In January, this year (2013), when ten Japanese engineers were killed by terrorists at In Amenas, Algeria, I remembered former Israeli Prime Minister Golda Meir. What would she have decided to do?
And I paid special attention to Prime Minister Abe’s address on his conviction and policy, that was scheduled several days later. Prime Minister Abe did not mention anything about retaliatory measures against this tragic incident, unlike Golda Meir.
How did the terrorists take the Japanese Prime Minister’s address? Certainly, they thought that the Japanese were easy terrorist targets, without any risk of retaliation. Consequently, the Japanese will likely continue to be targets of terrorism.
So, what Japan should learn from Israel is that it takes severe firmness to maintain the state and defend her people and land. Whether or not we understand this firmness decides, for example, whether Japanese people in In Amenas can safely go about their business, or whether
kidnapped Japanese will ever be released, or whether the Senkaku Islands are secured or whether our country remains as Japan.

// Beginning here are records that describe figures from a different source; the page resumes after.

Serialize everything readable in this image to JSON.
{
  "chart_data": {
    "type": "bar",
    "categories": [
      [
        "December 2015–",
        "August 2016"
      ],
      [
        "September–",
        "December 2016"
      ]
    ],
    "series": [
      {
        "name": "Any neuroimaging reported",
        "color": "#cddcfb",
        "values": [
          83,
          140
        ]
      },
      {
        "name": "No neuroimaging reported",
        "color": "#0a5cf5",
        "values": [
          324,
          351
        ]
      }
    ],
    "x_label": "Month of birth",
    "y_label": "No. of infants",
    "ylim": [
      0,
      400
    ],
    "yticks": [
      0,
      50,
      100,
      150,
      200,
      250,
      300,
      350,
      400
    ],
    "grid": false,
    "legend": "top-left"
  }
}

I give my most sincere and heart-felt gratitude to Mr. Eli-Eliyahu Kohen, former Israeli Ambassador to Japan and expert in Japanese martial arts, who, through this great book, vividly introduces to us Joseph Trumpeldor, a founding hero of Israel, from whom we have much to learn and who fought valiantly against the Japanese Army, losing his arm, and a one-armed hero who later spent time at the Russian Prisoners of War Camp Hamadera in Osaka.